Babby: The biggest challenge was to define the scope of this procurement and what the new contract would deliver. There has been a tendency nationwide in this area to try to make the scope of these contracts too large and to include services not related to communication and tablet technology. By refining the scope, we were able to achieve the lowest possible rates and gain the largest advances in tablet technology for our CDCR incarcerated citizen population. The next biggest challenge was to keep the scope and resist the pressures to expand the scope to unrelated areas.
Dumalig: Like Wayne said, the biggest challenge was striking the right balance of technological advancement and proper safety and security while still ensuring we can provide worthwhile and beneficial services to the Department, the incarcerated and their families and friends.
In addition to tablets, this contract greatly reduced phone rates across the board. Why was that a priority?

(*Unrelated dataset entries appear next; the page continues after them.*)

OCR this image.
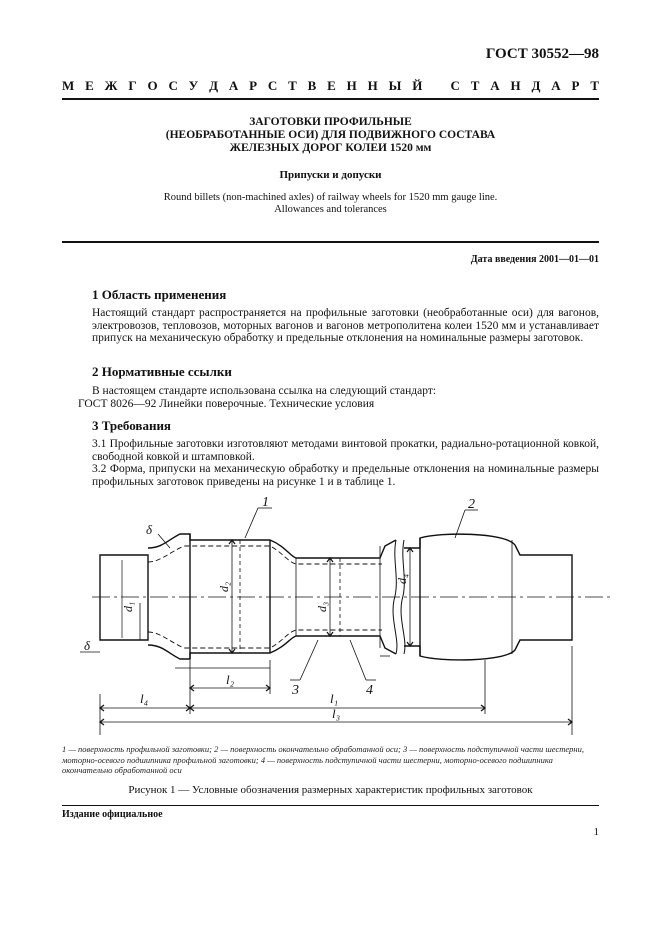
ГОСТ 30552—98
М Е Ж Г О С У Д А Р С Т В Е Н Н Ы Й
С Т А Н Д А Р Т
ЗАГОТОВКИ ПРОФИЛЬНЫЕ
(НЕОБРАБОТАННЫЕ ОСИ) ДЛЯ ПОДВИЖНОГО СОСТАВА
ЖЕЛЕЗНЫХ ДОРОГ КОЛЕИ 1520 мм
Припуски и допуски
Round billets (non-machined axles) of railway wheels for 1520 mm gauge line.
Allowances and tolerances
Дата введения 2001—01—01
1 Область применения
Настоящий стандарт распространяется на профильные заготовки (необработанные оси) для вагонов, электровозов, тепловозов, моторных вагонов и вагонов метрополитена колеи 1520 мм и устанавливает припуск на механическую обработку и предельные отклонения на номинальные размеры заготовок.
2 Нормативные ссылки
В настоящем стандарте использована ссылка на следующий стандарт:
ГОСТ 8026—92 Линейки поверочные. Технические условия
3 Требования
3.1 Профильные заготовки изготовляют методами винтовой прокатки, радиально-ротационной ковкой, свободной ковкой и штамповкой.
3.2 Форма, припуски на механическую обработку и предельные отклонения на номинальные размеры профильных заготовок приведены на рисунке 1 и в таблице 1.
1	2
3	4
δ
δ
d₁
d₂
d₃
d₄
l₁
l₂
l₃
l₄
1 — поверхность профильной заготовки; 2 — поверхность окончательно обработанной оси; 3 — поверхность подступичной части шестерни, моторно-осевого подшипника профильной заготовки; 4 — поверхность подступичной части шестерни, моторно-осевого подшипника окончательно обработанной оси
Рисунок 1 — Условные обозначения размерных характеристик профильных заготовок
Издание официальное
1
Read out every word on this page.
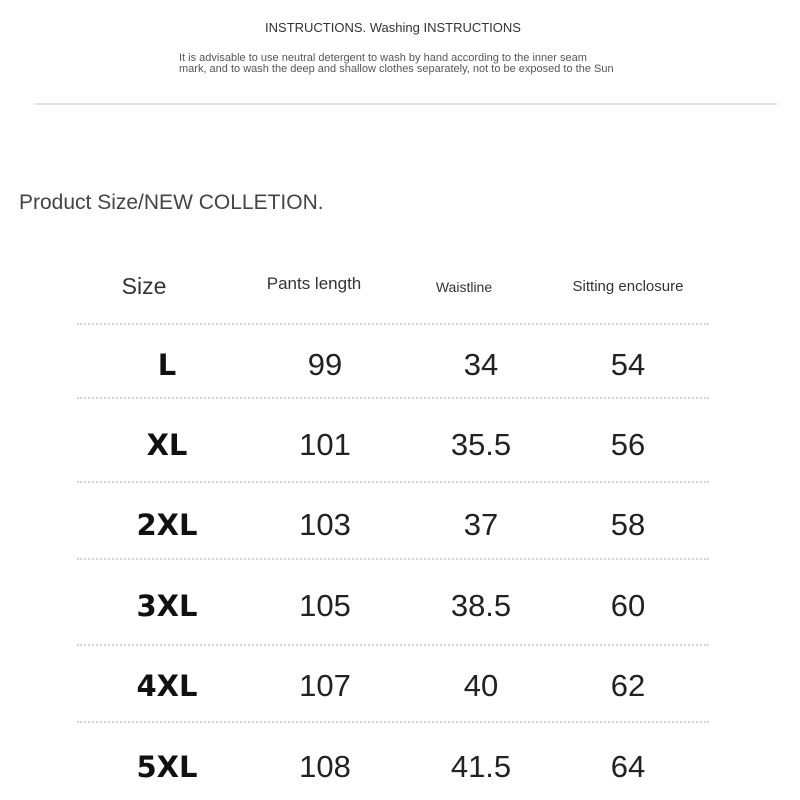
INSTRUCTIONS. Washing INSTRUCTIONS
It is advisable to use neutral detergent to wash by hand according to the inner seam
mark, and to wash the deep and shallow clothes separately, not to be exposed to the Sun
Product Size/NEW COLLETION.
Size	Pants length	Waistline	Sitting enclosure
L	99	34	54
XL	101	35.5	56
2XL	103	37	58
3XL	105	38.5	60
4XL	107	40	62
5XL	108	41.5	64
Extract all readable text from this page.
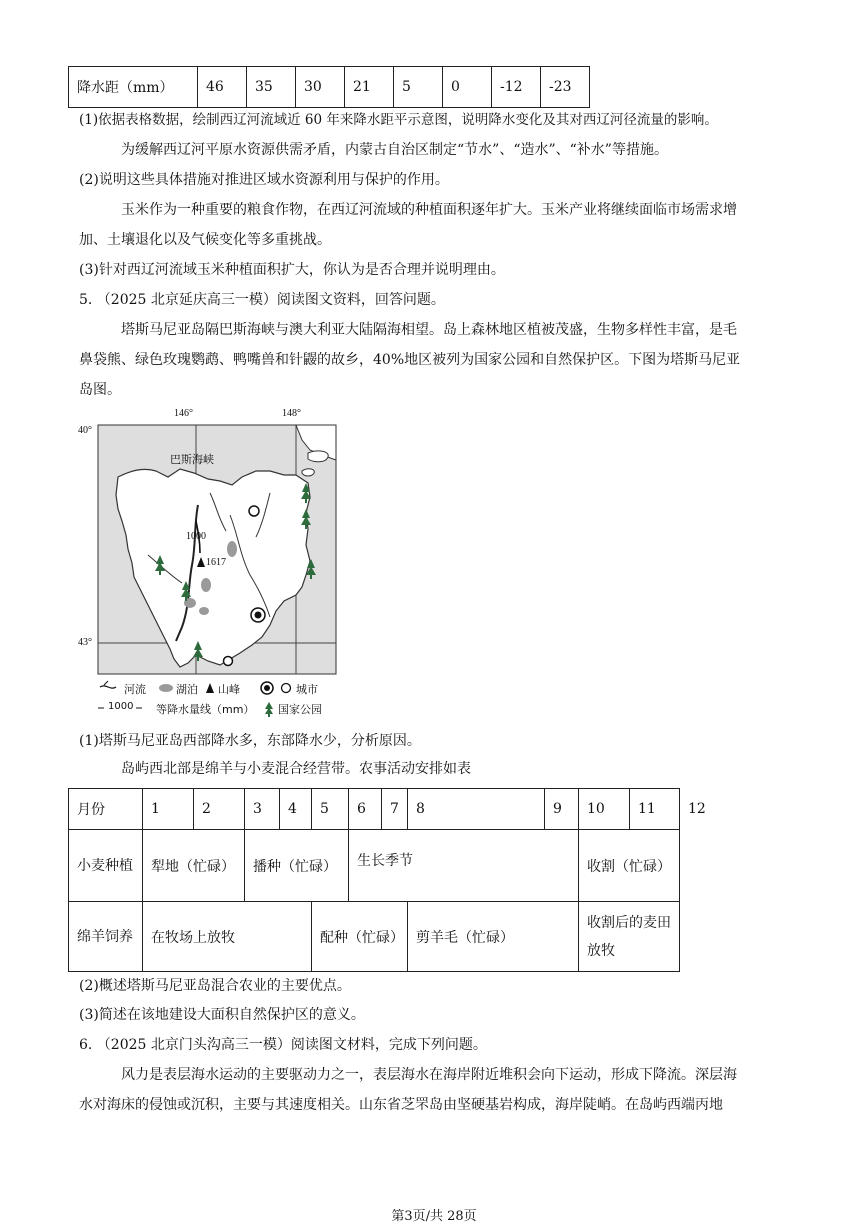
降水距（mm）	46	35	30	21	5	0	-12	-23
(1)依据表格数据，绘制西辽河流域近 60 年来降水距平示意图，说明降水变化及其对西辽河径流量的影响。
为缓解西辽河平原水资源供需矛盾，内蒙古自治区制定“节水”、“造水”、“补水”等措施。
(2)说明这些具体措施对推进区域水资源利用与保护的作用。
玉米作为一种重要的粮食作物，在西辽河流域的种植面积逐年扩大。玉米产业将继续面临市场需求增
加、土壤退化以及气候变化等多重挑战。
(3)针对西辽河流域玉米种植面积扩大，你认为是否合理并说明理由。
5. （2025 北京延庆高三一模）阅读图文资料，回答问题。
塔斯马尼亚岛隔巴斯海峡与澳大利亚大陆隔海相望。岛上森林地区植被茂盛，生物多样性丰富，是毛
鼻袋熊、绿色玫瑰鹦鹉、鸭嘴兽和针鼹的故乡，40%地区被列为国家公园和自然保护区。下图为塔斯马尼亚
岛图。
146°	148°
40°
43°
巴斯海峡
1000
1617
河流	湖泊 山峰	城市
1000 等降水量线（mm） 国家公园
(1)塔斯马尼亚岛西部降水多，东部降水少，分析原因。
岛屿西北部是绵羊与小麦混合经营带。农事活动安排如表
月份	1	2	3	4	5	6	7	8	9	10	11	12
小麦种植	犁地（忙碌）		播种（忙碌）			生长季节				收割（忙碌）		
绵羊饲养	在牧场上放牧				配种（忙碌）			剪羊毛（忙碌）		收割后的麦田放牧		
(2)概述塔斯马尼亚岛混合农业的主要优点。
(3)简述在该地建设大面积自然保护区的意义。
6. （2025 北京门头沟高三一模）阅读图文材料，完成下列问题。
风力是表层海水运动的主要驱动力之一，表层海水在海岸附近堆积会向下运动，形成下降流。深层海
水对海床的侵蚀或沉积，主要与其速度相关。山东省芝罘岛由坚硬基岩构成，海岸陡峭。在岛屿西端丙地
第3页/共 28页
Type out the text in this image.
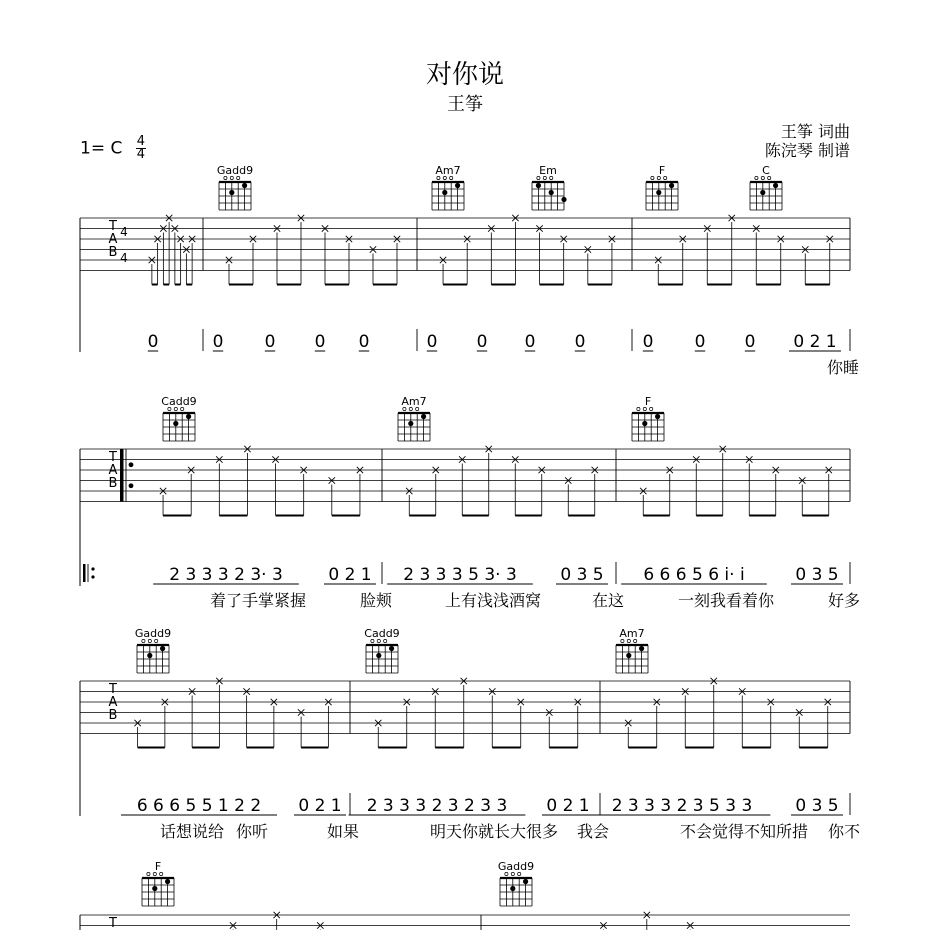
对你说
王筝
1= C $\frac{4}{4}$
王筝 词曲
陈浣琴 制谱
T
A
B
4
4
Gadd9	Am7	Em	F	C
0	0 0 0 0	0 0 0 0	0 0 0 0 2 1
你睡
T
A
B
Cadd9	Am7	F
2 3 3 3 2 3· 3	0 2 1 2 3 3 3 5 3· 3	0 3 5 6 6 6 5 6 i· i	0 3 5
着了手掌紧握	脸颊	上有浅浅酒窝	在这	一刻我看着你	好多
T
A
B
Gadd9	Cadd9	Am7
6 6 6 5 5 1 2 2 0 2 1 2 3 3 3 2 3 2 3 3 0 2 1 2 3 3 3 2 3 5 3 3	0 3 5
话想说给 你听	如果	明天你就长大很多 我会	不会觉得不知所措 你不
T
F	Gadd9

Babby: The reduction of rates for our incarcerated citizens, their families, friends and loved ones was the top priority for this effort. The direct translation of communication rates to the cost to our CDCR population and the friends, families and loved ones that support them drove our team to identify a scope that achieved the massive rate reduction and was still able to provide critical technology to increase communication in the form of calling, and electronic communication.

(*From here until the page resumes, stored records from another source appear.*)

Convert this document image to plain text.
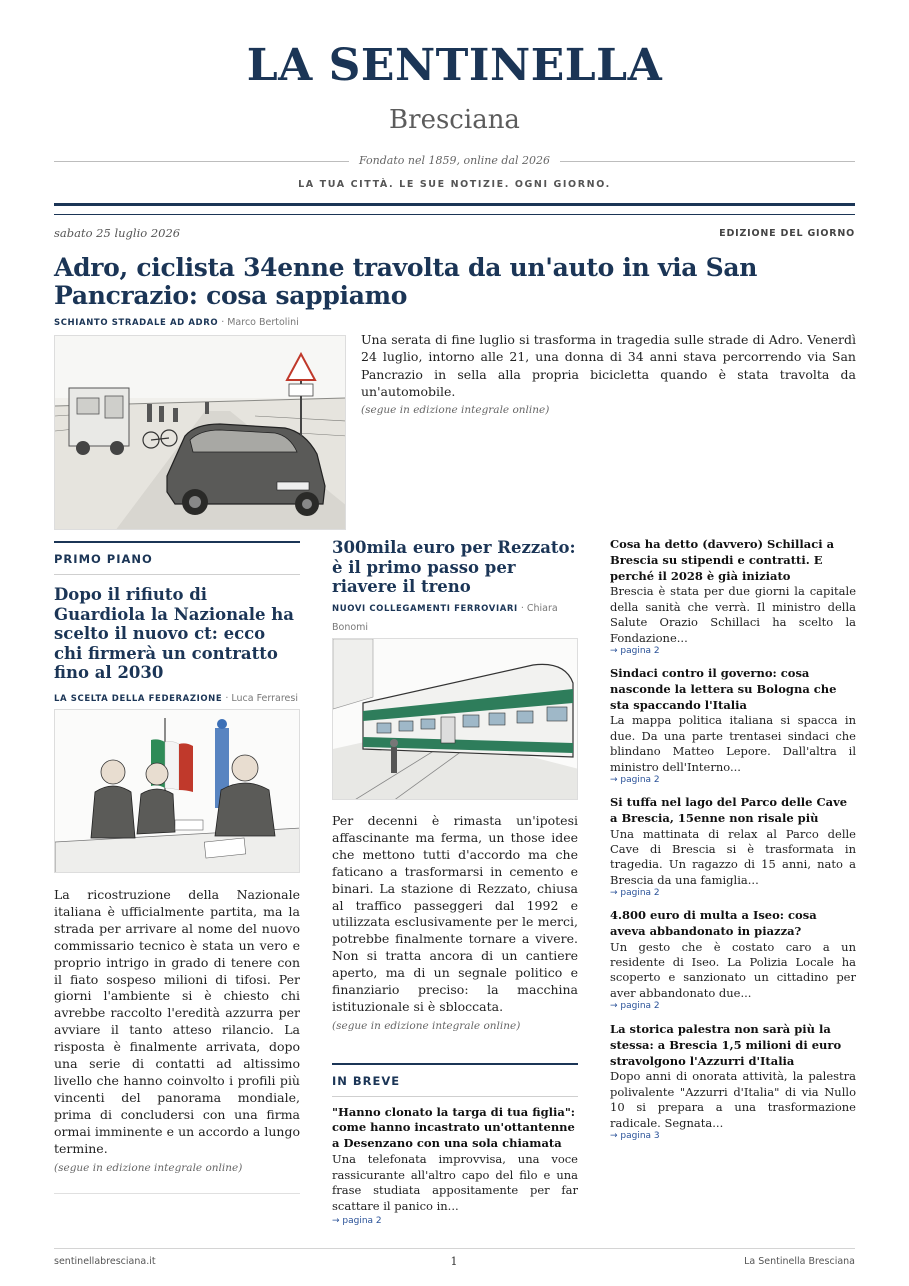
LA SENTINELLA
Bresciana
Fondato nel 1859, online dal 2026
LA TUA CITTÀ. LE SUE NOTIZIE. OGNI GIORNO.
sabato 25 luglio 2026	EDIZIONE DEL GIORNO
Adro, ciclista 34enne travolta da un'auto in via San Pancrazio: cosa sappiamo
SCHIANTO STRADALE AD ADRO · Marco Bertolini
Una serata di fine luglio si trasforma in tragedia sulle strade di Adro. Venerdì 24 luglio, intorno alle 21, una donna di 34 anni stava percorrendo via San Pancrazio in sella alla propria bicicletta quando è stata travolta da un'automobile.
(segue in edizione integrale online)
PRIMO PIANO
Dopo il rifiuto di Guardiola la Nazionale ha scelto il nuovo ct: ecco chi firmerà un contratto fino al 2030
LA SCELTA DELLA FEDERAZIONE · Luca Ferraresi
La ricostruzione della Nazionale italiana è ufficialmente partita, ma la strada per arrivare al nome del nuovo commissario tecnico è stata un vero e proprio intrigo in grado di tenere con il fiato sospeso milioni di tifosi. Per giorni l'ambiente si è chiesto chi avrebbe raccolto l'eredità azzurra per avviare il tanto atteso rilancio. La risposta è finalmente arrivata, dopo una serie di contatti ad altissimo livello che hanno coinvolto i profili più vincenti del panorama mondiale, prima di concludersi con una firma ormai imminente e un accordo a lungo termine.
(segue in edizione integrale online)
300mila euro per Rezzato: è il primo passo per riavere il treno
NUOVI COLLEGAMENTI FERROVIARI · Chiara Bonomi
Per decenni è rimasta un'ipotesi affascinante ma ferma, un those idee che mettono tutti d'accordo ma che faticano a trasformarsi in cemento e binari. La stazione di Rezzato, chiusa al traffico passeggeri dal 1992 e utilizzata esclusivamente per le merci, potrebbe finalmente tornare a vivere. Non si tratta ancora di un cantiere aperto, ma di un segnale politico e finanziario preciso: la macchina istituzionale si è sbloccata.
(segue in edizione integrale online)
IN BREVE
"Hanno clonato la targa di tua figlia": come hanno incastrato un'ottantenne a Desenzano con una sola chiamata
Una telefonata improvvisa, una voce rassicurante all'altro capo del filo e una frase studiata appositamente per far scattare il panico in...
→ pagina 2
Cosa ha detto (davvero) Schillaci a Brescia su stipendi e contratti. E perché il 2028 è già iniziato
Brescia è stata per due giorni la capitale della sanità che verrà. Il ministro della Salute Orazio Schillaci ha scelto la Fondazione...
→ pagina 2
Sindaci contro il governo: cosa nasconde la lettera su Bologna che sta spaccando l'Italia
La mappa politica italiana si spacca in due. Da una parte trentasei sindaci che blindano Matteo Lepore. Dall'altra il ministro dell'Interno...
→ pagina 2
Si tuffa nel lago del Parco delle Cave a Brescia, 15enne non risale più
Una mattinata di relax al Parco delle Cave di Brescia si è trasformata in tragedia. Un ragazzo di 15 anni, nato a Brescia da una famiglia...
→ pagina 2
4.800 euro di multa a Iseo: cosa aveva abbandonato in piazza?
Un gesto che è costato caro a un residente di Iseo. La Polizia Locale ha scoperto e sanzionato un cittadino per aver abbandonato due...
→ pagina 2
La storica palestra non sarà più la stessa: a Brescia 1,5 milioni di euro stravolgono l'Azzurri d'Italia
Dopo anni di onorata attività, la palestra polivalente "Azzurri d'Italia" di via Nullo 10 si prepara a una trasformazione radicale. Segnata...
→ pagina 3
sentinellabresciana.it	1	La Sentinella Bresciana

Dumalig: The pilot gave us the opportunity to not only test the technology on a small scale, but also to obtain feedback from the actual users of the services. We met with and received feedback from staff, Inmate Advisory Councils, Inmate Family Councils and from families and friends. Having the understanding of their priorities reinforced the importance of providing additional means of communication while striving to provide the best rates for those services.
Why is this project important to you personally?
Babby: I believe California needs to improve the rate its previously incarcerated population comes back to prison and jail. One of the most important factors in reducing recidivism is the communication an incarcerated citizen has with their family, friends and loved ones. The second is the programming they receive while being incarcerated. We had an opportunity to move both of these key efforts forward in one procurement, which is rare in the area of public safety. The increase in the quality of life by staying out of the incarceration life cycle along with the potential savings to the citizens of California makes this one of the most important efforts I have been a part of in my 30-plus years of State civil service.
Dumalig: My team and I have been working on this project for about three years. When we first started discussing that we wanted to provide tablets to allow incarcerated people to send and receive emails, some people probably thought we were crazy. Fast forward to today and realizing the impacts that COVID-19 has had on all of our lives, I think we all understand a little more how important it is to hear from and see (even virtually) our own family and friends. At the end of the day, we have to remember that a majority of those incarcerated will one day be our neighbors. I truly believe this is a great opportunity for our incarcerated men and women to not only be able to keep in contact with their families, but also to be able to become familiar with various technologies to better prepare them for going home.